Isso posto, cabe retomar o que foi dito – real e virtual – não se opõem. Para dicionário inglês virtual é o que existe na prática, embora não estrita ou nominalmente, e real é o que existe de fato (Oxford Dictionary of Current English, 1992).

...a realidade, como é vivida, sempre foi virtual porque sempre é percebida por intermédio de símbolos formadores da prática com algum sentido que escapa á sua rigorosa definição semântica. É exatamente esta capacidade que todas as formas de linguagem têm de codificar a ambigüidade e dar abertura a uma diversidade de interpretações que torna as expressões culturais distintas do raciocínio formal/lógico/matemático. É por meio do caráter polissêmico de nossos discursos que a complexidade e até mesmo a qualidade contraditória das mensagens do cérebro humano se manifesta. Essa gama de variações culturais do significado das mensagens é o que possibilita nossa interação mútua em uma multiplicidade de dimensões, alguns explícitas, outras implícitas (CASTELLS, 2006, p.459).

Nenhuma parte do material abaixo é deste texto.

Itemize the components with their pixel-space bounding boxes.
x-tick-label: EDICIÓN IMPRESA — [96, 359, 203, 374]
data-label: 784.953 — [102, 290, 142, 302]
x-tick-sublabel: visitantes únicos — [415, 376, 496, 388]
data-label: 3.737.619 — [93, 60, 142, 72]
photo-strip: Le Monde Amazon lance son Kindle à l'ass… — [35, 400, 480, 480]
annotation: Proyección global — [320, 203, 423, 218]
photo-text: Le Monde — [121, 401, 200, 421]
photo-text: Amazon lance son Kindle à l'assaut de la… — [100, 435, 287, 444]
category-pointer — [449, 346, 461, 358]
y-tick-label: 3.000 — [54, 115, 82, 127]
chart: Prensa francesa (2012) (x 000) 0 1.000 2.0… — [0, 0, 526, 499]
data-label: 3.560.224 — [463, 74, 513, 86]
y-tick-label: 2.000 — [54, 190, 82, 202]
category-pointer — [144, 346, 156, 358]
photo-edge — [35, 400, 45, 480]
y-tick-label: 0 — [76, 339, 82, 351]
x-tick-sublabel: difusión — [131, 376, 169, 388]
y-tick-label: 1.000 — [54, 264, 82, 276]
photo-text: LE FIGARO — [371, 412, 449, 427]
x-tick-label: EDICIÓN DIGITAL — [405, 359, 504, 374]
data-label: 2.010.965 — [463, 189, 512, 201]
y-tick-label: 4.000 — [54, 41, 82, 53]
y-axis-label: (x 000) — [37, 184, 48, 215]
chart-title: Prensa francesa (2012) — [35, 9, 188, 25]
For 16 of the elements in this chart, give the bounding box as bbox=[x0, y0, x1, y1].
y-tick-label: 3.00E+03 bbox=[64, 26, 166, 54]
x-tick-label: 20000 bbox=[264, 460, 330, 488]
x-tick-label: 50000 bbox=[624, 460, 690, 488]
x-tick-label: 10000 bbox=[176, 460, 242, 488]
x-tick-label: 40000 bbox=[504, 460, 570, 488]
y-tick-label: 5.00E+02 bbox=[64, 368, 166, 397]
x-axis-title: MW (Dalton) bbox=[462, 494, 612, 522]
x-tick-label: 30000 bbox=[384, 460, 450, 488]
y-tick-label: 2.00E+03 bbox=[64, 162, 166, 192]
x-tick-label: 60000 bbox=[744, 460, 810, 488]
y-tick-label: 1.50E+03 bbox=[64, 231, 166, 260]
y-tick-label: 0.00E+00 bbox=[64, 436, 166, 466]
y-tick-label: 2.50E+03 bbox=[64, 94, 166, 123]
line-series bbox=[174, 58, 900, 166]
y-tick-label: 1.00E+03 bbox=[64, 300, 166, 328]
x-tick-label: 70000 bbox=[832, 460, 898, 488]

O que podemos concluir é que, de modo geral, o corpo de dados não sustenta a tese de que o uso da internet leva a menor interação social e maior isolamento social. E encerramos essa parte da pesquisa ressaltando que não estamos defendendo o rompimento ou fazendo

oposição às relações presenciais. É preciso deixar claro que a hipótese defendida é a de que as comunidades de relacionamento virtual apresentam-se como outra forma de se relacionar, uma realidade potencializadora que emerge da própria dinâmica social.

É claro que não podemos descartar a crítica e os usos desviantes da internet. As comunidades de relacionamento virtual são formas potencializadoras, para o bem ou para o mal, mas isso acontece também nas comunidades face a face. Algumas comunidades religiosas em que pessoas cometem suicídio coletivo ou realizam atos terroristas, exploram seu potencial de forma negativa. Toda potência pode ser usada para o bem ou para o mal; se o indivíduo possui uma personalidade desviante, como uma timidez mórbida, poderá usar a realidade virtual para romper essa barreira ou se afundar ainda mais em seu isolamento social offline, as realidades – presencial e virtual – não determinam, por si só, seu potencial para o bem ou para o mal.

O debate é importante porque há certa ambivalência nas novas formas de relacionamentos. As comunidades virtuais são vistas por alguns como excitantes formas de comunidade, que liberta o indivíduo dos constrangimentos sociais da identidade estigmatizada e das restrições espaciais, dando um sentido de pertencimento e solidariedade, mas que precisam de uma dimensão ética que nem sempre aparece nas relações virtuais.

O ciberespaço facilita novas formas de participação na vida política e social. Contudo, a contribuição da comunicação por computador e os novos tipos de comunidades com seu potencial democrático baseado em princípios de discursividade está longe de ser uma unanimidade quanto a seu caráter: libertador ou opressor.